マイクロ(μ)というのは「百万分の1」という意味で、もし長さで「1μメートル」だったら0.000001メートル・・すなわち0.001ミリメートル・・細かいことはさておき・・・とにかく「小さい数」であることがわかっていただければ良いと思います(マイクロバスって本当は相当ちいさいハズ)

「音の強さ」は音圧のレベルが上がるに従い一定の割合で音が強く感じられるというのは理解できると思います。問題は音の強さの表し方なんですね。
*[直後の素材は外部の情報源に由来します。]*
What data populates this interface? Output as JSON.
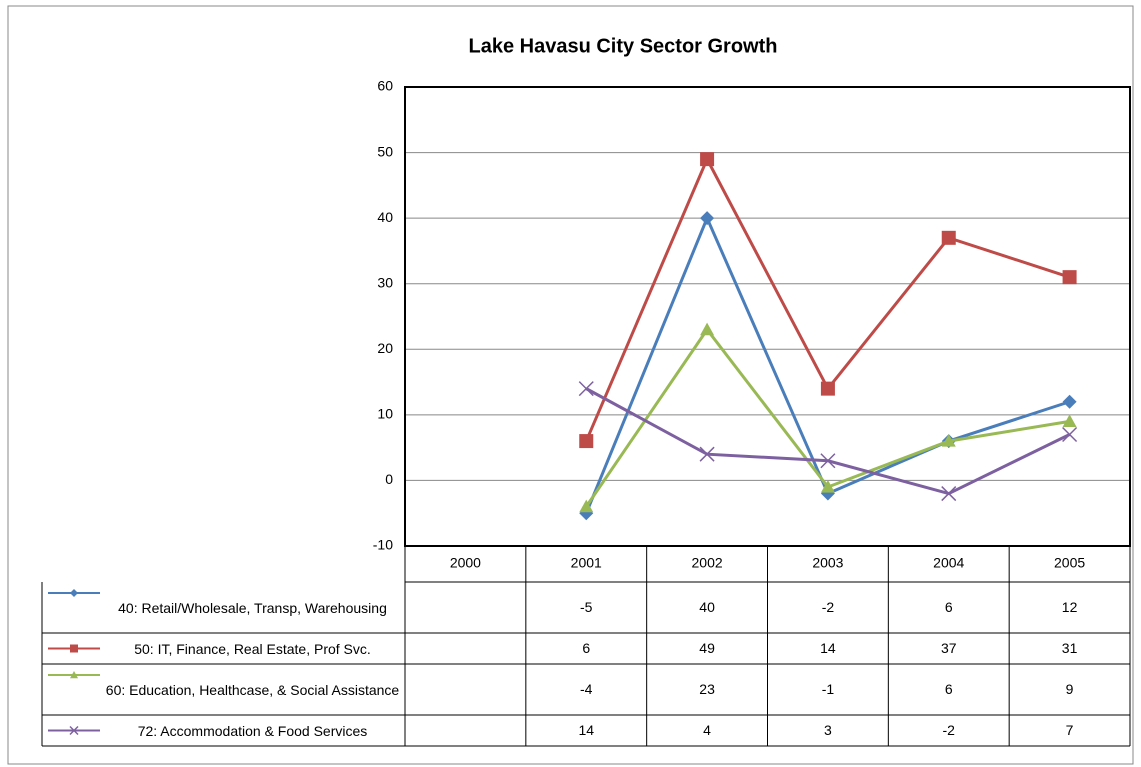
{
  "chart_data": {
    "type": "line",
    "title": "Lake Havasu City Sector Growth",
    "categories": [
      "2000",
      "2001",
      "2002",
      "2003",
      "2004",
      "2005"
    ],
    "series": [
      {
        "name": "40: Retail/Wholesale, Transp, Warehousing",
        "color": "#4a7ebb",
        "marker": "diamond",
        "values": [
          null,
          -5,
          40,
          -2,
          6,
          12
        ]
      },
      {
        "name": "50: IT, Finance, Real Estate, Prof Svc.",
        "color": "#be4b48",
        "marker": "square",
        "values": [
          null,
          6,
          49,
          14,
          37,
          31
        ]
      },
      {
        "name": "60: Education, Healthcase, & Social Assistance",
        "color": "#98b954",
        "marker": "triangle",
        "values": [
          null,
          -4,
          23,
          -1,
          6,
          9
        ]
      },
      {
        "name": "72: Accommodation & Food Services",
        "color": "#7d60a0",
        "marker": "x",
        "values": [
          null,
          14,
          4,
          3,
          -2,
          7
        ]
      }
    ],
    "ylim": [
      -10,
      60
    ],
    "yticks": [
      -10,
      0,
      10,
      20,
      30,
      40,
      50,
      60
    ],
    "grid": true,
    "data_table": true
  }
}
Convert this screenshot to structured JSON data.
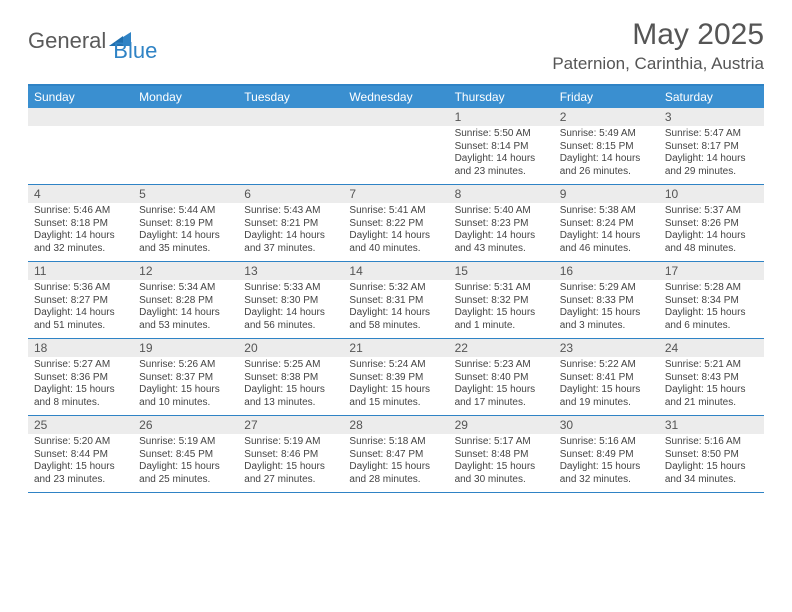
{
  "brand": {
    "general": "General",
    "blue": "Blue"
  },
  "title": "May 2025",
  "location": "Paternion, Carinthia, Austria",
  "colors": {
    "header_bg": "#3a8fd0",
    "border": "#2f83c5",
    "daynum_bg": "#ececec",
    "text_dark": "#444444",
    "text_mid": "#555555",
    "logo_gray": "#5a5a5a",
    "logo_blue": "#2f83c5",
    "white": "#ffffff"
  },
  "dow": [
    "Sunday",
    "Monday",
    "Tuesday",
    "Wednesday",
    "Thursday",
    "Friday",
    "Saturday"
  ],
  "weeks": [
    [
      {
        "n": "",
        "sr": "",
        "ss": "",
        "dl": ""
      },
      {
        "n": "",
        "sr": "",
        "ss": "",
        "dl": ""
      },
      {
        "n": "",
        "sr": "",
        "ss": "",
        "dl": ""
      },
      {
        "n": "",
        "sr": "",
        "ss": "",
        "dl": ""
      },
      {
        "n": "1",
        "sr": "Sunrise: 5:50 AM",
        "ss": "Sunset: 8:14 PM",
        "dl": "Daylight: 14 hours and 23 minutes."
      },
      {
        "n": "2",
        "sr": "Sunrise: 5:49 AM",
        "ss": "Sunset: 8:15 PM",
        "dl": "Daylight: 14 hours and 26 minutes."
      },
      {
        "n": "3",
        "sr": "Sunrise: 5:47 AM",
        "ss": "Sunset: 8:17 PM",
        "dl": "Daylight: 14 hours and 29 minutes."
      }
    ],
    [
      {
        "n": "4",
        "sr": "Sunrise: 5:46 AM",
        "ss": "Sunset: 8:18 PM",
        "dl": "Daylight: 14 hours and 32 minutes."
      },
      {
        "n": "5",
        "sr": "Sunrise: 5:44 AM",
        "ss": "Sunset: 8:19 PM",
        "dl": "Daylight: 14 hours and 35 minutes."
      },
      {
        "n": "6",
        "sr": "Sunrise: 5:43 AM",
        "ss": "Sunset: 8:21 PM",
        "dl": "Daylight: 14 hours and 37 minutes."
      },
      {
        "n": "7",
        "sr": "Sunrise: 5:41 AM",
        "ss": "Sunset: 8:22 PM",
        "dl": "Daylight: 14 hours and 40 minutes."
      },
      {
        "n": "8",
        "sr": "Sunrise: 5:40 AM",
        "ss": "Sunset: 8:23 PM",
        "dl": "Daylight: 14 hours and 43 minutes."
      },
      {
        "n": "9",
        "sr": "Sunrise: 5:38 AM",
        "ss": "Sunset: 8:24 PM",
        "dl": "Daylight: 14 hours and 46 minutes."
      },
      {
        "n": "10",
        "sr": "Sunrise: 5:37 AM",
        "ss": "Sunset: 8:26 PM",
        "dl": "Daylight: 14 hours and 48 minutes."
      }
    ],
    [
      {
        "n": "11",
        "sr": "Sunrise: 5:36 AM",
        "ss": "Sunset: 8:27 PM",
        "dl": "Daylight: 14 hours and 51 minutes."
      },
      {
        "n": "12",
        "sr": "Sunrise: 5:34 AM",
        "ss": "Sunset: 8:28 PM",
        "dl": "Daylight: 14 hours and 53 minutes."
      },
      {
        "n": "13",
        "sr": "Sunrise: 5:33 AM",
        "ss": "Sunset: 8:30 PM",
        "dl": "Daylight: 14 hours and 56 minutes."
      },
      {
        "n": "14",
        "sr": "Sunrise: 5:32 AM",
        "ss": "Sunset: 8:31 PM",
        "dl": "Daylight: 14 hours and 58 minutes."
      },
      {
        "n": "15",
        "sr": "Sunrise: 5:31 AM",
        "ss": "Sunset: 8:32 PM",
        "dl": "Daylight: 15 hours and 1 minute."
      },
      {
        "n": "16",
        "sr": "Sunrise: 5:29 AM",
        "ss": "Sunset: 8:33 PM",
        "dl": "Daylight: 15 hours and 3 minutes."
      },
      {
        "n": "17",
        "sr": "Sunrise: 5:28 AM",
        "ss": "Sunset: 8:34 PM",
        "dl": "Daylight: 15 hours and 6 minutes."
      }
    ],
    [
      {
        "n": "18",
        "sr": "Sunrise: 5:27 AM",
        "ss": "Sunset: 8:36 PM",
        "dl": "Daylight: 15 hours and 8 minutes."
      },
      {
        "n": "19",
        "sr": "Sunrise: 5:26 AM",
        "ss": "Sunset: 8:37 PM",
        "dl": "Daylight: 15 hours and 10 minutes."
      },
      {
        "n": "20",
        "sr": "Sunrise: 5:25 AM",
        "ss": "Sunset: 8:38 PM",
        "dl": "Daylight: 15 hours and 13 minutes."
      },
      {
        "n": "21",
        "sr": "Sunrise: 5:24 AM",
        "ss": "Sunset: 8:39 PM",
        "dl": "Daylight: 15 hours and 15 minutes."
      },
      {
        "n": "22",
        "sr": "Sunrise: 5:23 AM",
        "ss": "Sunset: 8:40 PM",
        "dl": "Daylight: 15 hours and 17 minutes."
      },
      {
        "n": "23",
        "sr": "Sunrise: 5:22 AM",
        "ss": "Sunset: 8:41 PM",
        "dl": "Daylight: 15 hours and 19 minutes."
      },
      {
        "n": "24",
        "sr": "Sunrise: 5:21 AM",
        "ss": "Sunset: 8:43 PM",
        "dl": "Daylight: 15 hours and 21 minutes."
      }
    ],
    [
      {
        "n": "25",
        "sr": "Sunrise: 5:20 AM",
        "ss": "Sunset: 8:44 PM",
        "dl": "Daylight: 15 hours and 23 minutes."
      },
      {
        "n": "26",
        "sr": "Sunrise: 5:19 AM",
        "ss": "Sunset: 8:45 PM",
        "dl": "Daylight: 15 hours and 25 minutes."
      },
      {
        "n": "27",
        "sr": "Sunrise: 5:19 AM",
        "ss": "Sunset: 8:46 PM",
        "dl": "Daylight: 15 hours and 27 minutes."
      },
      {
        "n": "28",
        "sr": "Sunrise: 5:18 AM",
        "ss": "Sunset: 8:47 PM",
        "dl": "Daylight: 15 hours and 28 minutes."
      },
      {
        "n": "29",
        "sr": "Sunrise: 5:17 AM",
        "ss": "Sunset: 8:48 PM",
        "dl": "Daylight: 15 hours and 30 minutes."
      },
      {
        "n": "30",
        "sr": "Sunrise: 5:16 AM",
        "ss": "Sunset: 8:49 PM",
        "dl": "Daylight: 15 hours and 32 minutes."
      },
      {
        "n": "31",
        "sr": "Sunrise: 5:16 AM",
        "ss": "Sunset: 8:50 PM",
        "dl": "Daylight: 15 hours and 34 minutes."
      }
    ]
  ]
}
 音圧をそのまま音の強さに当てはめると大変なことに・・

さてさて音圧パスカルくんに話は戻りますが、人が感じることのできる音圧は「20μPa〜20Pa」と言われています。20Paと言われてもピンときませんが「要塞のごとく積み上げたマーシャル・アンプに囲まれボリューム全開でギターかき鳴らした音」とか「ジェット機エンジンの付近」といった耐え難い音です・・・ただそれでも1気圧と比較すると5万分の1くらいの「ごくわずかな(!)」空気振動にすぎないわけですが・・・・

さて最小と最大の音圧の比はどれくらいかというと

1:1,000,000

最大音圧は最小音圧のなんと「100万倍」・・人間はこれほどの音圧差を感じることができるのですね。ところで「音圧のレベルが上がるに従い一定の割合で音が強く感じられる」と書きましたが、

ちなみに「音の強さは音圧の2乗に比例する」という性質(音圧10倍で音の強さは100倍)があるので、音圧最小と最大の差を「音の強さ」で表現した場合は

1:1,000,000,000,000(ゼロの数あってるのでしょうか?)

「1:1兆」というとんでもない比になるわけですね

しかし、いざ音の強さを表現する際に「Aは389,923、Bは765,290・・・」とか言われてもそりゃー困るしものすごく不便、「1兆円でうまい棒いくつ買えるかな〜」みたいな話で現実的ではありません(チョット違うか・・・)

20130927100644

島村楽器うまい棒↑

このように「何々は何々の何倍である」といった表現では現実的でない場合、比の対数というもので表す「レベル表現」というものがあるのですね。

そしてその代表が「デシベル」という単位。音圧を比較する際に使われているのはその一種である「dB SPL」(ディービー・エスピーエル)というものです。SPLは音圧レベル(Sound Pressure Level)」の略語です。